Una última experiencia vivida por mi amigo el sacerdote dice mucho de Madre Teresa y del regalo que ella ha supuesto para la Iglesia. Un día, un chiquillo de aspecto miserable y sucia indumentaria llamó al timbre de la Casa Madre en Calcuta. Dijo que quería ver a la Madre. Inmediatamente fue conducido, escaleras arriba, hasta su presencia. Ella se encontraba atendiendo a un visitante. El niño portaba cuatro trapos sucios que había encontrado por la calle y se los ofreció como donación. La Madre los tomó en sus manos, los situó en un banco y luego los extendió uno a uno lo mejor que pudo. Seguidamente los mostró en alto mientras comentaba al muchacho el magnífico servicio que su aportación iba a prestar a la limpieza de los cristales de la capilla, así como de la mesa de la sacristía y el horno de la cocina, entre otros cometidos. Seguidamente volvió a recoger los trapos con todo cuidado para depositarlos una vez más en el banco. Mientras Madre Teresa llevaba a cabo todo el ritual descrito, el chico seguía el proceso con una indecible expresión en sus ojos y una gran sonrisa de satisfacción al comprobar lo bien que había sido recibida su donación. Por último ella tomó las sucias manos del chiquillo entre las suyas y permaneció charlando con él durante un rato antes de que se marchara. A mi juicio, ésta anécdota dice mucho de la Madre y del amoroso impacto que ella produjo en tantas y tantas almas. Pero también revela hasta qué punto sabía ella acoger las sonrisas de tantos pobres moribundos.
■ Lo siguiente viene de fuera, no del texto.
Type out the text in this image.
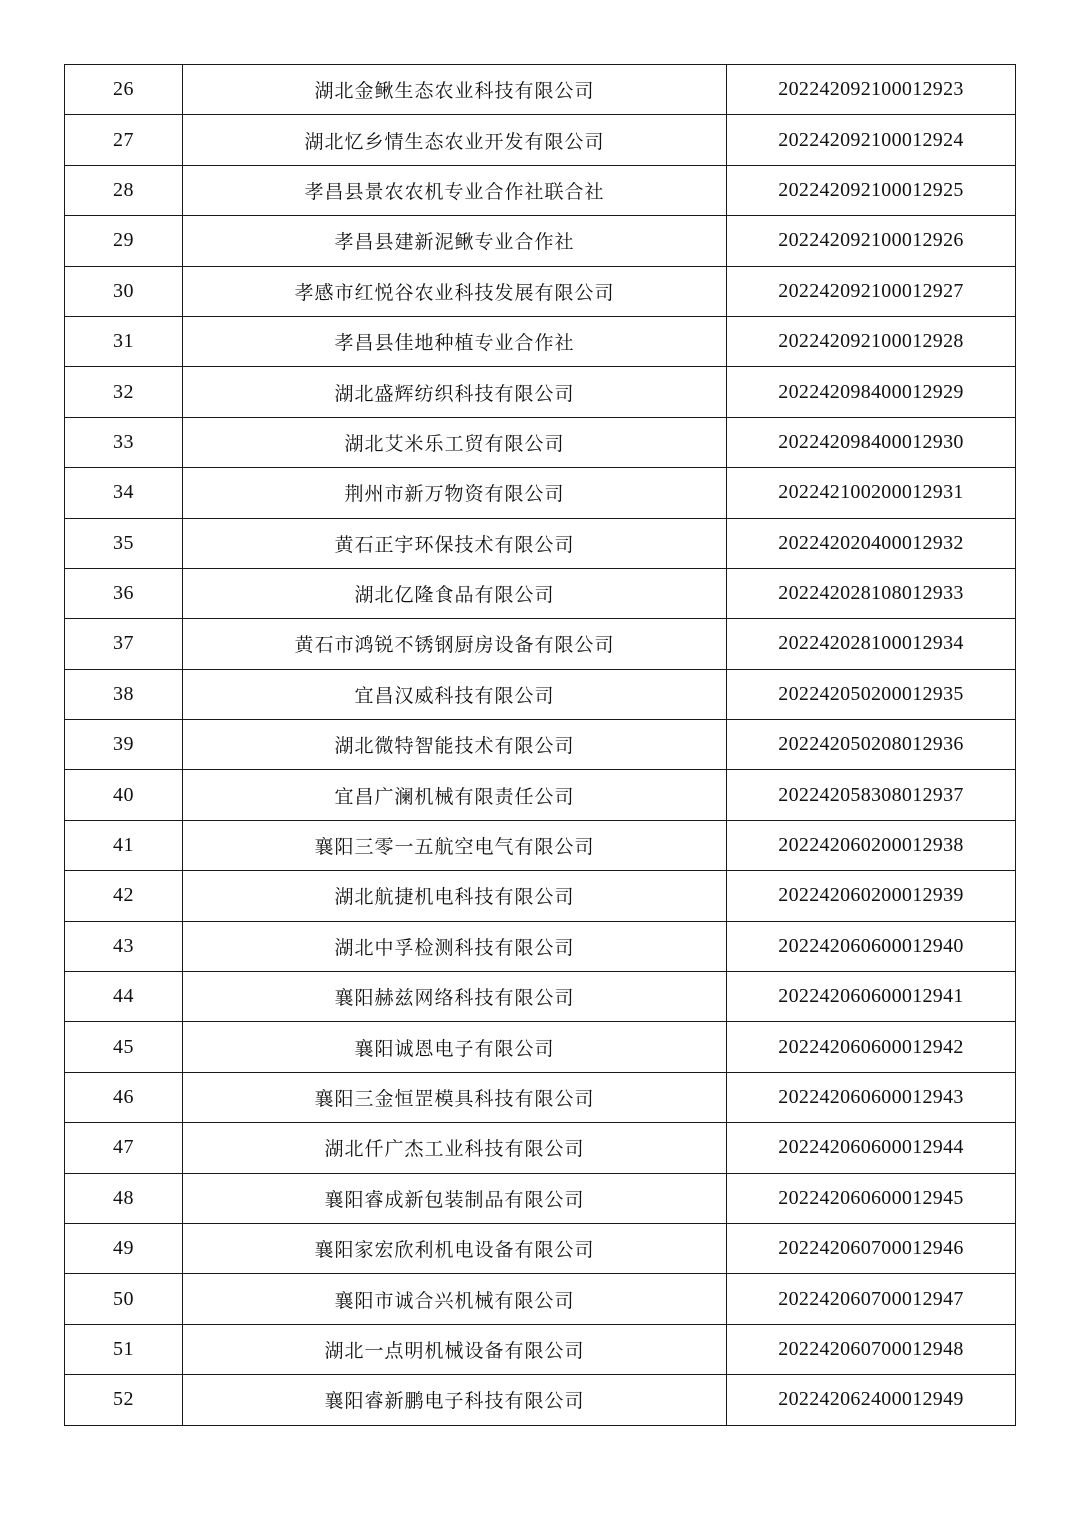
26	湖北金鳅生态农业科技有限公司	202242092100012923
27	湖北忆乡情生态农业开发有限公司	202242092100012924
28	孝昌县景农农机专业合作社联合社	202242092100012925
29	孝昌县建新泥鳅专业合作社	202242092100012926
30	孝感市红悦谷农业科技发展有限公司	202242092100012927
31	孝昌县佳地种植专业合作社	202242092100012928
32	湖北盛辉纺织科技有限公司	202242098400012929
33	湖北艾米乐工贸有限公司	202242098400012930
34	荆州市新万物资有限公司	202242100200012931
35	黄石正宇环保技术有限公司	202242020400012932
36	湖北亿隆食品有限公司	202242028108012933
37	黄石市鸿锐不锈钢厨房设备有限公司	202242028100012934
38	宜昌汉威科技有限公司	202242050200012935
39	湖北微特智能技术有限公司	202242050208012936
40	宜昌广澜机械有限责任公司	202242058308012937
41	襄阳三零一五航空电气有限公司	202242060200012938
42	湖北航捷机电科技有限公司	202242060200012939
43	湖北中孚检测科技有限公司	202242060600012940
44	襄阳赫兹网络科技有限公司	202242060600012941
45	襄阳诚恩电子有限公司	202242060600012942
46	襄阳三金恒罡模具科技有限公司	202242060600012943
47	湖北仟广杰工业科技有限公司	202242060600012944
48	襄阳睿成新包装制品有限公司	202242060600012945
49	襄阳家宏欣利机电设备有限公司	202242060700012946
50	襄阳市诚合兴机械有限公司	202242060700012947
51	湖北一点明机械设备有限公司	202242060700012948
52	襄阳睿新鹏电子科技有限公司	202242062400012949
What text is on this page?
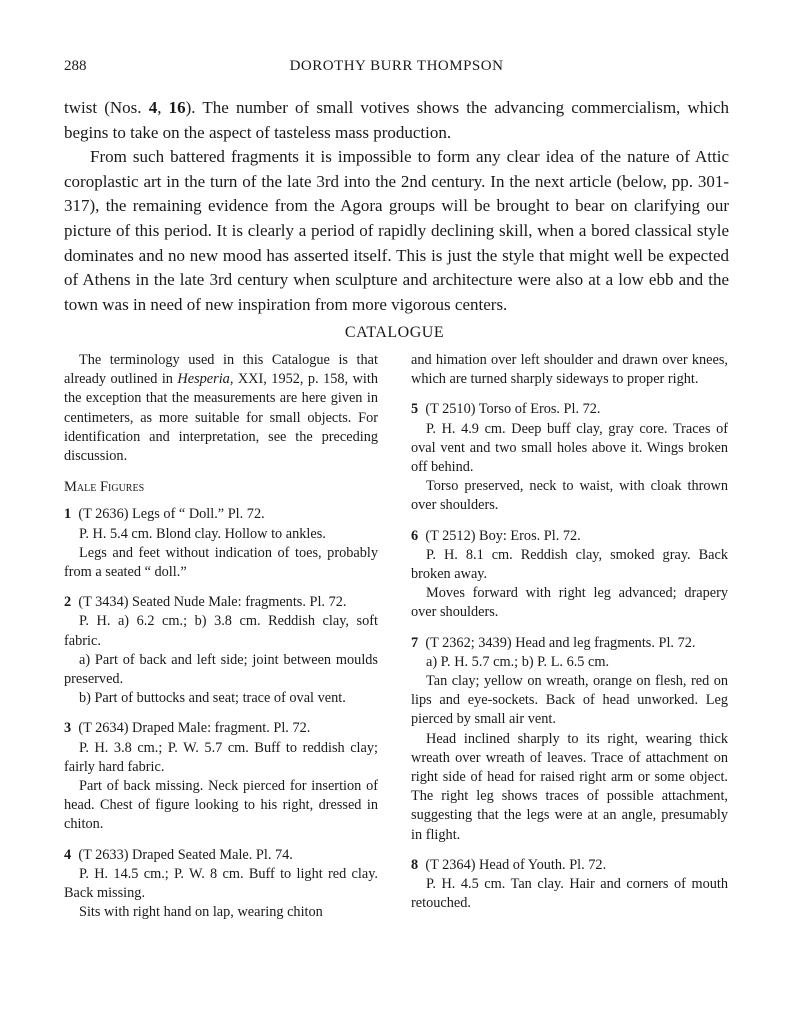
288	DOROTHY BURR THOMPSON

twist (Nos. 4, 16). The number of small votives shows the advancing commercialism, which begins to take on the aspect of tasteless mass production.

From such battered fragments it is impossible to form any clear idea of the nature of Attic coroplastic art in the turn of the late 3rd into the 2nd century. In the next article (below, pp. 301-317), the remaining evidence from the Agora groups will be brought to bear on clarifying our picture of this period. It is clearly a period of rapidly declining skill, when a bored classical style dominates and no new mood has asserted itself. This is just the style that might well be expected of Athens in the late 3rd century when sculpture and architecture were also at a low ebb and the town was in need of new inspiration from more vigorous centers.

CATALOGUE

The terminology used in this Catalogue is that already outlined in Hesperia, XXI, 1952, p. 158, with the exception that the measurements are here given in centimeters, as more suitable for small objects. For identification and interpretation, see the preceding discussion.

Male Figures

1 (T 2636) Legs of “ Doll.” Pl. 72.

P. H. 5.4 cm. Blond clay. Hollow to ankles.

Legs and feet without indication of toes, probably from a seated “ doll.”

2 (T 3434) Seated Nude Male: fragments. Pl. 72.

P. H. a) 6.2 cm.; b) 3.8 cm. Reddish clay, soft fabric.

a) Part of back and left side; joint between moulds preserved.

b) Part of buttocks and seat; trace of oval vent.

3 (T 2634) Draped Male: fragment. Pl. 72.

P. H. 3.8 cm.; P. W. 5.7 cm. Buff to reddish clay; fairly hard fabric.

Part of back missing. Neck pierced for insertion of head. Chest of figure looking to his right, dressed in chiton.

4 (T 2633) Draped Seated Male. Pl. 74.

P. H. 14.5 cm.; P. W. 8 cm. Buff to light red clay. Back missing.

Sits with right hand on lap, wearing chiton

and himation over left shoulder and drawn over knees, which are turned sharply sideways to proper right.

5 (T 2510) Torso of Eros. Pl. 72.

P. H. 4.9 cm. Deep buff clay, gray core. Traces of oval vent and two small holes above it. Wings broken off behind.

Torso preserved, neck to waist, with cloak thrown over shoulders.

6 (T 2512) Boy: Eros. Pl. 72.

P. H. 8.1 cm. Reddish clay, smoked gray. Back broken away.

Moves forward with right leg advanced; drapery over shoulders.

7 (T 2362; 3439) Head and leg fragments. Pl. 72.

a) P. H. 5.7 cm.; b) P. L. 6.5 cm.

Tan clay; yellow on wreath, orange on flesh, red on lips and eye-sockets. Back of head unworked. Leg pierced by small air vent.

Head inclined sharply to its right, wearing thick wreath over wreath of leaves. Trace of attachment on right side of head for raised right arm or some object. The right leg shows traces of possible attachment, suggesting that the legs were at an angle, presumably in flight.

8 (T 2364) Head of Youth. Pl. 72.

P. H. 4.5 cm. Tan clay. Hair and corners of mouth retouched.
Y evoca asimismo el trabajo de los muchos voluntarios seglares que compartieron con ella su trabajo con los pobres. O de tantos sacerdotes a los que influenció y que sólo pueden presentar sus modestas ofrendas a una vocación tan privilegiada y que tanto supera sus méritos.
En los últimos años de su vida, Madre Teresa quiso ayudar más que nunca a los sacerdotes con el fin de contribuir a que descubrieran lo que ella llamaba “el regalo único de su vocación”. Ella repetía a menudo: “sin sacerdotes no hay Eucaristía y sin Eucaristía no hay vida en la Iglesia”. Algún tiempo antes la Madre había fundado el Corpus Christi Movement (movimiento del Corpus Christi), una asociación internacional dirigida a los sacerdotes diocesanos que deseasenunirse espiritualmente al carisma de las Misioneras de la Caridad “saciar la sed de amor a las almas que tiene Jesús”. Y ya cerca de su muerte, nos dedicó unas palabras a los miembros del Movimiento que constituyen como un tributo del amor que sentía por los sacerdotes y que tan bien conocimos aquellos de nosotros que la conocimos: “Jesús ama mucho a Sus sacerdotes y desea que crezcan en santidad mediante su entrega total al Ministerio. Pidamos a Nuestra Señora que los cuide del modo que cuidó a Jesús”.